A Thunderous moment in time (a_t_m_t) is a sound piece which looks at micro-temporal understandings of time-space offered by the electromagnetic frequencies/ radio waves generated by thunder and lightning - in order to step back from notions of metabolic time and step into the abiotic micro-time of nondescript ever-moving electromagnetic energies.

a_t_m_t is composed solely via electromagnetic frequencies transducted into the audio range of VLF (very low frequencies) through A DIY VLF Receiver. VLF is a radio spectrum between 1 kHz and 30 kHz (a large part of which falls under the human hearing range), with wavelengths ranging 10 to 100 kms - beyond the range of human-generated radio signals. The signals received in this band are largely produced naturally by the Earth’s ionosphere.

Making VLF audible, helps make audible (among other things) the light-speed time of pops and clicks (a.k.a lightening-stroke statics/ radio atmospherics occurring almost 100 times pjher second) and the non-locality of globe-hopping whistlers (generated a second or two after lightening) travelling along the lines of Earth’s magnetosphere into near space and onto the opposite hemisphere.

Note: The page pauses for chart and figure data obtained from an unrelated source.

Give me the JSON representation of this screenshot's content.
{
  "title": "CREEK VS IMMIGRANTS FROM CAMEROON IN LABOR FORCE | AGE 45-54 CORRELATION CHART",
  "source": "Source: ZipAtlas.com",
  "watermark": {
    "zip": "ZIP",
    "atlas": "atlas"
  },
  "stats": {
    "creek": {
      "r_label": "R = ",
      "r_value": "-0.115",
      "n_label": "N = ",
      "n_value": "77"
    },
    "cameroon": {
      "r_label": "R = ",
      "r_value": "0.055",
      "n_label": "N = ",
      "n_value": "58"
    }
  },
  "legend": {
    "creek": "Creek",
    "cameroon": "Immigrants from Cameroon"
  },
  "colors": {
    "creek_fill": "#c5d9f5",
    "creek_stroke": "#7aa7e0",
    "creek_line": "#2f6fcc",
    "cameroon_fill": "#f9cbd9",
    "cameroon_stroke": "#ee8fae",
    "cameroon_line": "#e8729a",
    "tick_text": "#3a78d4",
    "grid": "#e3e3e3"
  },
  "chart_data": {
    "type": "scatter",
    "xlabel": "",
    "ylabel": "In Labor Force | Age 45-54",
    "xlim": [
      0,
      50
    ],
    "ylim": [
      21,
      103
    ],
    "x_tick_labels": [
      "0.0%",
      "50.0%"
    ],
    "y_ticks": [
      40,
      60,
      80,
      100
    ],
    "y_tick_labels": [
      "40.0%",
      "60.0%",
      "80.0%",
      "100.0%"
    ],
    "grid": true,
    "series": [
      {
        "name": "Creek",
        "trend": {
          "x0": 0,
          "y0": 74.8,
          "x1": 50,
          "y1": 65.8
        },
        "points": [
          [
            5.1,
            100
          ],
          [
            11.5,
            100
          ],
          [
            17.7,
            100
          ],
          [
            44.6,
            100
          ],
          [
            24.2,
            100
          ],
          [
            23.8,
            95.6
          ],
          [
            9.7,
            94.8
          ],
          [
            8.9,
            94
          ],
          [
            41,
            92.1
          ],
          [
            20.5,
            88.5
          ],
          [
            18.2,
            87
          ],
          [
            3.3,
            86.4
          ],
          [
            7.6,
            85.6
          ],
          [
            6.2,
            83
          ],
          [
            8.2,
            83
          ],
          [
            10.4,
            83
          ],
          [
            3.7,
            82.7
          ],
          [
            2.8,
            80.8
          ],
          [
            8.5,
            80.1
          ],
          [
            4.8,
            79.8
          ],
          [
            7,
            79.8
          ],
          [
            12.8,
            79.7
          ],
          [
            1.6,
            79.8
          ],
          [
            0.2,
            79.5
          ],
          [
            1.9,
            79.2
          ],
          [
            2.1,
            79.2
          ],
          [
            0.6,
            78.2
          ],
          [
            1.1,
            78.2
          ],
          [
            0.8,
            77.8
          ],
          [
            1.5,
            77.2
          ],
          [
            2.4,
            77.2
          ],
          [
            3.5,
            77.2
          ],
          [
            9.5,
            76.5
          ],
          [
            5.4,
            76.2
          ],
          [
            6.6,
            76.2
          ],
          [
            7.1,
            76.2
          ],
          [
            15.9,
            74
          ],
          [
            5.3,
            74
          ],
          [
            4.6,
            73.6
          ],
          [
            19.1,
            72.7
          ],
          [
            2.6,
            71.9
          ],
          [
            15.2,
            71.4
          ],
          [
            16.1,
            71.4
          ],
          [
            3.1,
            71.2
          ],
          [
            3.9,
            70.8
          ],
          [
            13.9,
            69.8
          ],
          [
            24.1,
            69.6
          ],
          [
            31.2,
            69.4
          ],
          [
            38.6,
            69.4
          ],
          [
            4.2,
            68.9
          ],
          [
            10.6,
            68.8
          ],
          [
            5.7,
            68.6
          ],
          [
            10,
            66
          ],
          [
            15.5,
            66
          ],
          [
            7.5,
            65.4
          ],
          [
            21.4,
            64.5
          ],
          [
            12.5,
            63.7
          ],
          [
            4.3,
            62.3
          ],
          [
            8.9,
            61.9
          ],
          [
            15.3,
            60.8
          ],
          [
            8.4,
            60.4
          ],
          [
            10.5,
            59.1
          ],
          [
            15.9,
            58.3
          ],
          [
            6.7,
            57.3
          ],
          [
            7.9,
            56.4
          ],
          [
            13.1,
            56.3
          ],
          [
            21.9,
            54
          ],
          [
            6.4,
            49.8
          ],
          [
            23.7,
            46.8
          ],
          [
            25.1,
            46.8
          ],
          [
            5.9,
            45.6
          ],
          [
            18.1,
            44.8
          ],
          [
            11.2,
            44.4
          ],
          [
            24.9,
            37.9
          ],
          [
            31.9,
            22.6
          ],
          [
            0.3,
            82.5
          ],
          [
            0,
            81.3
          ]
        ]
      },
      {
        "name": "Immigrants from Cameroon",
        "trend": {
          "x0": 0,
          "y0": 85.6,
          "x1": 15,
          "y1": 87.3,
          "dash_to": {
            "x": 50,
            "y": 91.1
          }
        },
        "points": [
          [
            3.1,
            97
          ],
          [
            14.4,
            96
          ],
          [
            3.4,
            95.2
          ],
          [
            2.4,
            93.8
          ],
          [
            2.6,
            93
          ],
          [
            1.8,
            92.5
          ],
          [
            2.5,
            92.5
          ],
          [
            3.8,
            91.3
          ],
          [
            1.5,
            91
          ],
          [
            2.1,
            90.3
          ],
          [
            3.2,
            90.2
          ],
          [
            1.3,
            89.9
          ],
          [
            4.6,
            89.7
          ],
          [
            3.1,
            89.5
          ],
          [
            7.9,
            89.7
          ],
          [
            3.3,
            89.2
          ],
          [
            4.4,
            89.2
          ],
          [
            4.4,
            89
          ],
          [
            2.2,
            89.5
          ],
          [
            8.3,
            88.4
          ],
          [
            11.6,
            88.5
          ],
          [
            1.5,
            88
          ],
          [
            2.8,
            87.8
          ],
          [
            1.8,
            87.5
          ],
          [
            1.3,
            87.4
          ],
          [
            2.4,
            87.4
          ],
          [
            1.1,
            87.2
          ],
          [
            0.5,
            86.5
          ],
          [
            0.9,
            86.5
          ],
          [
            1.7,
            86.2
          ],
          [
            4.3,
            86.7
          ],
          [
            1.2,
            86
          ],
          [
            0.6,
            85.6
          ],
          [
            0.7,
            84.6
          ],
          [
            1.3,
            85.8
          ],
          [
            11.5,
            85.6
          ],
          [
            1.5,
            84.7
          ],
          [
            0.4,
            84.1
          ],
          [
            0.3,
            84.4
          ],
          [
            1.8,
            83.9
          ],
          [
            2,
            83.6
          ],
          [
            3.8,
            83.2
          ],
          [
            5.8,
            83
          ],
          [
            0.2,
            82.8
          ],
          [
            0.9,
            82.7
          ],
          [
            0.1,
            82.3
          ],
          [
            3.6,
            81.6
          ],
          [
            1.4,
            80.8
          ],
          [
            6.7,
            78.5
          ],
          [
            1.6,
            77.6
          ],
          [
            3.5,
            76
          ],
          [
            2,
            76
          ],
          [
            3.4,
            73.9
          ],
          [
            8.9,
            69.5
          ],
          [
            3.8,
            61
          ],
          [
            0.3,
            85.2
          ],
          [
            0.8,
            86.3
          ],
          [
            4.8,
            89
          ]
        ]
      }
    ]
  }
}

Through stretching, granularizing, isolating, synthesizing, subtracting, and droning whistlers, cracks and pops into milliseconds, a_t_m_t expands on a single moment of thunderous time - one whistler - and speculates what listening to radio-light time could be like. By extracting milliseconds from the vast sea of VLF radio waves, emerge thin bands of non-local solitude.

The sound piece spends its time ( 9 minutes and 30 seconds) within the highly stretched space of many such single whistlers communicating with each other (much like the 1500-2000 lightening storms in progress on earth at any given moment in time), and exposing human bodies to a temporal phasing which metabolic ways of life often has limited or no access to.